In Georgia and elsewhere, however, roughly 86 percent of abortions take place within the first 12 weeks of pregnancy. After all, most women suspect they could be pregnant within the first month. At that point, where can a woman -- especially one who lives in rural Georgia -- turn for help?
How about the Yellow Pages, where the very first category is "abortion alternatives?" Or a sign down the street that reads, "Pregnant? Worried? Call us"? Or maybe the neighborhood building labeled "Pregnancy Help Center"? In all three cases, the woman will be in for a nasty surprise.
For the past two years, the National Abortion Rights Action League and its state affiliates have monitored the growth and tactics of so-called "crisis pregnancy centers."
Furnished to resemble a medical office, and often located within spitting distance of an actual abortion clinic, these faux facilities typically offer free pregnancy testing to lure unsuspecting women who are considering abortion.
Once inside, the would-be patient is subjected to a heavy-handed form of Christian intervention, complete with videos of dismembered fetuses and a serving of guilt, in an effort to make her change her mind, says Beth Cope, executive director of Georgia NARAL.
"They specifically engage in deceptive practices to get women into the 'clinic,'" Cope explains. "It's unfair to women who are already very upset."
Before she joined Georgians for Choice, Vuley went to several local crisis pregnancy centers as part of the NARAL investigation.

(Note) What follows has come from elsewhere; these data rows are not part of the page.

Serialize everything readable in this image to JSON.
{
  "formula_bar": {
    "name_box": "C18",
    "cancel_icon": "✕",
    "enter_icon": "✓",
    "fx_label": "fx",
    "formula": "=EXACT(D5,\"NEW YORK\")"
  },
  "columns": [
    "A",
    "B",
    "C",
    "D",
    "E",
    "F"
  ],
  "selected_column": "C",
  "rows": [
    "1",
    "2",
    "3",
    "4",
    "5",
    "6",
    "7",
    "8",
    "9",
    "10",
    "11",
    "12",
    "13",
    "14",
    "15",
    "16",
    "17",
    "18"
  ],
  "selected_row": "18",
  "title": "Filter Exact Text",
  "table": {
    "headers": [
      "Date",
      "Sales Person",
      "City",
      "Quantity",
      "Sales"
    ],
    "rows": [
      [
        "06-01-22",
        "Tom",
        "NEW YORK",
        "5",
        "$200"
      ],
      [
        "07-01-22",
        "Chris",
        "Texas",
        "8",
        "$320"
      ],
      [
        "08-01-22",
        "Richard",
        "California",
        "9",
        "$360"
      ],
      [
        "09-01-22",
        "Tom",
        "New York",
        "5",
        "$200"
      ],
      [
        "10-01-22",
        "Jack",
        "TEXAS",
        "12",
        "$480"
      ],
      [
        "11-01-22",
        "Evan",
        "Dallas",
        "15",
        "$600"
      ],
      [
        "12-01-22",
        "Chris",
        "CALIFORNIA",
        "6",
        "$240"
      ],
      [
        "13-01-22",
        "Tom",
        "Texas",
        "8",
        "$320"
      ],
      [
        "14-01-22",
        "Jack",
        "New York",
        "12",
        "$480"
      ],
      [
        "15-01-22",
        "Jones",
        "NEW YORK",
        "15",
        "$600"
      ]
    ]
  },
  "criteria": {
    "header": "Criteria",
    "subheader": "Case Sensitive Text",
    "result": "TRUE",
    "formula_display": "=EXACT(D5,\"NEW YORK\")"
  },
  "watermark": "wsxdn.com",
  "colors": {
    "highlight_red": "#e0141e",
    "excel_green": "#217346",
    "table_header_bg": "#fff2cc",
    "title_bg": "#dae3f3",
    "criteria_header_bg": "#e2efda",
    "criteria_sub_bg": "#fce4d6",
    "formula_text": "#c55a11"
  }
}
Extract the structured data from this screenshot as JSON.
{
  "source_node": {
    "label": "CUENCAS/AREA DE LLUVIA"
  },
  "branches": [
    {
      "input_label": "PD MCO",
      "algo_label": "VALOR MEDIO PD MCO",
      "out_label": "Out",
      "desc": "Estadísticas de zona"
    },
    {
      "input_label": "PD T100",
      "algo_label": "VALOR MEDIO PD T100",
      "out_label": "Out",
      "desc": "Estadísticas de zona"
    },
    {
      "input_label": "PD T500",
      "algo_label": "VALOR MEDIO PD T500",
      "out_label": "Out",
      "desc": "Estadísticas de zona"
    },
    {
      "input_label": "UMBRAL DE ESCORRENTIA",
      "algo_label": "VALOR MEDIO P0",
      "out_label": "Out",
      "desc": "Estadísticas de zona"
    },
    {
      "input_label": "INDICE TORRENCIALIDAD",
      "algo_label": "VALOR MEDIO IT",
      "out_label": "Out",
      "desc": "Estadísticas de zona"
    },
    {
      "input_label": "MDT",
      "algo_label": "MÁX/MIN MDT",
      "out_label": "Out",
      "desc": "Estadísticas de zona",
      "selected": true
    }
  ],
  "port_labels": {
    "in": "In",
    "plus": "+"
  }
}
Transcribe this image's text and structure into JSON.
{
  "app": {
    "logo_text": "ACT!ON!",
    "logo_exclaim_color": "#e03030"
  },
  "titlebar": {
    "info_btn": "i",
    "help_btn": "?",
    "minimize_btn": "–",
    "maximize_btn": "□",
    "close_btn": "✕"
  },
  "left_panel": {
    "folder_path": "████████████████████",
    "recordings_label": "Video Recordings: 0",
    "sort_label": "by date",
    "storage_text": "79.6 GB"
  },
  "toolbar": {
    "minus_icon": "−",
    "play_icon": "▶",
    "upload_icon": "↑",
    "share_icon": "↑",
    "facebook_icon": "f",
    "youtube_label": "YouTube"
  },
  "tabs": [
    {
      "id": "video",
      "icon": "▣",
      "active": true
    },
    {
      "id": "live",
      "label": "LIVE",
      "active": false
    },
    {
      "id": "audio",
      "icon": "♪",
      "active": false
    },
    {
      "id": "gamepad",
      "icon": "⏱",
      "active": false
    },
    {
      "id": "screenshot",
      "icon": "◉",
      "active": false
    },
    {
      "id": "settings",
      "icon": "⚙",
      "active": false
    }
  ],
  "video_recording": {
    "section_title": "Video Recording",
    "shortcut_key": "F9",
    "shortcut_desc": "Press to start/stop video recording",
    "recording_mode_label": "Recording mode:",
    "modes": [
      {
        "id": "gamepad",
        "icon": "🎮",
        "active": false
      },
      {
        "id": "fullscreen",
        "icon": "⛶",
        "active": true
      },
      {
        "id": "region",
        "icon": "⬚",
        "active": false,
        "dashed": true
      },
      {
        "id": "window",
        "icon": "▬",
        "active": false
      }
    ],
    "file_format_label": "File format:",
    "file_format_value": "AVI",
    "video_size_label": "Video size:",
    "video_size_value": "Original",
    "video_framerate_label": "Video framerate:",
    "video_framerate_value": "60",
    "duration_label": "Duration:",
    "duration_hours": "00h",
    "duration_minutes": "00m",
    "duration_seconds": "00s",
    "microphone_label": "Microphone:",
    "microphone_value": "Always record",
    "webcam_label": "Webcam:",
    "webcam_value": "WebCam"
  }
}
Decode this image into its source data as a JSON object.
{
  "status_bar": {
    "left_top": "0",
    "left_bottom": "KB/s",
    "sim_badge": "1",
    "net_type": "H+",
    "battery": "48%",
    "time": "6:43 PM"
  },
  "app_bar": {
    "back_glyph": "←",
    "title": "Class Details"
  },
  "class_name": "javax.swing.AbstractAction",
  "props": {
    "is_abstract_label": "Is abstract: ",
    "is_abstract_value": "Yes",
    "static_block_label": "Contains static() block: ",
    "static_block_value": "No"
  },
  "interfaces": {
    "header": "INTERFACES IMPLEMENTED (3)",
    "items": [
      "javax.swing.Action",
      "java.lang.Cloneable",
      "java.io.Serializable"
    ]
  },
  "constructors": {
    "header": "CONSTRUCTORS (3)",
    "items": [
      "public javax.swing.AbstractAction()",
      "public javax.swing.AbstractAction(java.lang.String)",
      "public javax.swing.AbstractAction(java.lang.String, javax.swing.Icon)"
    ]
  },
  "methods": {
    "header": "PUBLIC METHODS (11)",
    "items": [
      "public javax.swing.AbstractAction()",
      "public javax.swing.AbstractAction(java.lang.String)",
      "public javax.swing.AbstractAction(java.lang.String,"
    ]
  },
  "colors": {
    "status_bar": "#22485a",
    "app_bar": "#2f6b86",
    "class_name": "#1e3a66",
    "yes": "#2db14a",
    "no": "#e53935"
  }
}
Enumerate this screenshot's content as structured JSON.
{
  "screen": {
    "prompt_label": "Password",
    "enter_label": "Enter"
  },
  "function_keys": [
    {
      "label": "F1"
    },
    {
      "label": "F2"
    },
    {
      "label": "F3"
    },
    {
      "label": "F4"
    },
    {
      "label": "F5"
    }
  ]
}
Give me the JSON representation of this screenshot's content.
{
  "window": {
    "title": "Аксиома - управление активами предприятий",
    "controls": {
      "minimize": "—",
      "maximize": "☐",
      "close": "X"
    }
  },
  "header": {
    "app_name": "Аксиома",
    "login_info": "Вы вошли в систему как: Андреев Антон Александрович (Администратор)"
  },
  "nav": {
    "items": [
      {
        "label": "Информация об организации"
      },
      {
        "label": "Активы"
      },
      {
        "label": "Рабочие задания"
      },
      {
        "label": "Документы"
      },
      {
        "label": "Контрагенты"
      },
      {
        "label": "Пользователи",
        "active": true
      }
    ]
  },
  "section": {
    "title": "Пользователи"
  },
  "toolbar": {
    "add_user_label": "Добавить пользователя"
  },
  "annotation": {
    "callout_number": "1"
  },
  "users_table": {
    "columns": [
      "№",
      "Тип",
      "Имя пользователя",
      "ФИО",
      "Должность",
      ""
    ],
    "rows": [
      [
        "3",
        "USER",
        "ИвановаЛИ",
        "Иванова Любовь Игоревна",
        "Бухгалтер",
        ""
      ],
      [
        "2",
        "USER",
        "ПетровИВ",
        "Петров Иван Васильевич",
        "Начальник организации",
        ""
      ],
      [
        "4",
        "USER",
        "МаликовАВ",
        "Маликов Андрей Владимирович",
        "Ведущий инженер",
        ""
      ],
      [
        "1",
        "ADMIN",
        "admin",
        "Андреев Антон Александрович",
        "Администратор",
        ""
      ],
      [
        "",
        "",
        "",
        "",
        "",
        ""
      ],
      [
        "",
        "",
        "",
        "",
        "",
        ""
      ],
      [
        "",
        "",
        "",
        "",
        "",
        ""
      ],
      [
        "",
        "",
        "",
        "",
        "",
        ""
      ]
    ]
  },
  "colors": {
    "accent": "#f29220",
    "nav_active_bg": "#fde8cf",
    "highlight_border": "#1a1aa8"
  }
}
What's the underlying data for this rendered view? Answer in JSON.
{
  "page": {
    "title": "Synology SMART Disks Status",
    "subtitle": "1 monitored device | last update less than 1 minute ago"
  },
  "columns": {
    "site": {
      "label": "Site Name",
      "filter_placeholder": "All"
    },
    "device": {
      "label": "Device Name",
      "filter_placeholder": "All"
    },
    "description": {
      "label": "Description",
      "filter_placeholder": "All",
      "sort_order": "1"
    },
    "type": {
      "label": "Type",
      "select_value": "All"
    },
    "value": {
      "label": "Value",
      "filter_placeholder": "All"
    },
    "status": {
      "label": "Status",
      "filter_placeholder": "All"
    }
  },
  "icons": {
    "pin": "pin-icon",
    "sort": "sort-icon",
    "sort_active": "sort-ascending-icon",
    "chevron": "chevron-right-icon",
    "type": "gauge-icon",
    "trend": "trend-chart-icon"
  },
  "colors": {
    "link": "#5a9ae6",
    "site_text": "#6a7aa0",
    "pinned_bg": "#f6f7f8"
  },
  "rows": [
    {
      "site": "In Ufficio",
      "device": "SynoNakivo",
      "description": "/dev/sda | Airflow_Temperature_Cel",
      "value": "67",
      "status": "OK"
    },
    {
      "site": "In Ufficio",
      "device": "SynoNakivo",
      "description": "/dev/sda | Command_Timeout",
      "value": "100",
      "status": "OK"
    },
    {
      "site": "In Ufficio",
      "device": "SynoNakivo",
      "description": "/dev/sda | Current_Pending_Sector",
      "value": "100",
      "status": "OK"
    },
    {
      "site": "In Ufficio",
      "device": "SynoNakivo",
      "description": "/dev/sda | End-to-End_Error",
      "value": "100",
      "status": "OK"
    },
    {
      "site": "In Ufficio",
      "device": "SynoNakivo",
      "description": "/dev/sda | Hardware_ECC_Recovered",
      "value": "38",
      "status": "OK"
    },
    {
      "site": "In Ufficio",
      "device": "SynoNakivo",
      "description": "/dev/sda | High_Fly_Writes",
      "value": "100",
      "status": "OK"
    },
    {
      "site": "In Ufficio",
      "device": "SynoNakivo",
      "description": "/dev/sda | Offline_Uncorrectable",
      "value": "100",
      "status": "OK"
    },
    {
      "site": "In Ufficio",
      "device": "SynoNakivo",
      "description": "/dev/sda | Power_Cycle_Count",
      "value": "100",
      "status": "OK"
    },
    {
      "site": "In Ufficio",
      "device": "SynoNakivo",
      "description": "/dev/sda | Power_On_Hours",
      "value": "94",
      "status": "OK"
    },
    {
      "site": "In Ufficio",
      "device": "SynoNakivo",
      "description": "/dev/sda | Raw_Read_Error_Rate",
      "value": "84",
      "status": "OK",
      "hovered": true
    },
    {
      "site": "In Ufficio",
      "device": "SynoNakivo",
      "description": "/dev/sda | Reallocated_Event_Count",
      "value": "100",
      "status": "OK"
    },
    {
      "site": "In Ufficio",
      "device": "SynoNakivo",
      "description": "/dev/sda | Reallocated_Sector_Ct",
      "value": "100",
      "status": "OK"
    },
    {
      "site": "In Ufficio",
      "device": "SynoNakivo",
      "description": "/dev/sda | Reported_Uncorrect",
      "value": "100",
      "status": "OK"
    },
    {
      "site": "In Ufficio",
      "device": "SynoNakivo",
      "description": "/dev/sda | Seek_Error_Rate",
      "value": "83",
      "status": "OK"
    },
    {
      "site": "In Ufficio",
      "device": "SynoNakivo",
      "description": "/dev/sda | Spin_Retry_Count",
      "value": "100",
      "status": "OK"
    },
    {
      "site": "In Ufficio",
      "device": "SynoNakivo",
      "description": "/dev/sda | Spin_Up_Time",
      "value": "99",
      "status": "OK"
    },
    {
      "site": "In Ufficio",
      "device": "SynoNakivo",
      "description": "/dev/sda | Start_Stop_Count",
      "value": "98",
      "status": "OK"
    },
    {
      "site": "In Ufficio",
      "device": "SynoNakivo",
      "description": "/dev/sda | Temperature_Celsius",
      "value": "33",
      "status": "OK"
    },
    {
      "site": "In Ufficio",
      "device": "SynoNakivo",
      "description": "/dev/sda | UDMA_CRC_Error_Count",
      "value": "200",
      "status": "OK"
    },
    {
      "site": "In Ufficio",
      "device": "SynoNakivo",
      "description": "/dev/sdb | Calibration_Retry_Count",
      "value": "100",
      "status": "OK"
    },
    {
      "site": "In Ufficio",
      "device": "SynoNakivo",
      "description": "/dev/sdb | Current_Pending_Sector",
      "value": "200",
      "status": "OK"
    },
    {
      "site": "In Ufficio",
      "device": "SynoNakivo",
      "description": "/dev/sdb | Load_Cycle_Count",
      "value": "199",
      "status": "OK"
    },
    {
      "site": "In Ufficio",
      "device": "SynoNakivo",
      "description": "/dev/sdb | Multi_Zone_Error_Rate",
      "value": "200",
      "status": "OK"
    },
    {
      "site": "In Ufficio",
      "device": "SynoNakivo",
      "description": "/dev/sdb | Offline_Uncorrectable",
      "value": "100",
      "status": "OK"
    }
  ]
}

At the first one she visited, in Tucker, Vuley says, she was locked in a room with a staff member's young daughter after being told it would take half an hour to determine the results of her pregnancy test -- the same kind of inexpensive, off-the-shelf test that shows results within a few seconds.
While she waited, graphic images played across a video screen, prompting the girl sitting next to her to happily chant, "Baby pieces! Baby pieces!" Vuley says she couldn't wait to leave.
"For some women, going to a crisis pregnancy center simply makes them angry that someone has tricked them," Vuley says, "and more determined to make up their own mind."
Swanson further argues that all crisis pregnancy centers are implicitly founded on a faulty premise: namely, that if you can get a woman to walk through your door, you can convince her to carry an unwanted baby to term and, it is to be hoped, raise the child to be a productive, God-fearing member of society.
"In my experience, the women who come to clinics are almost always very certain about their decision," she says.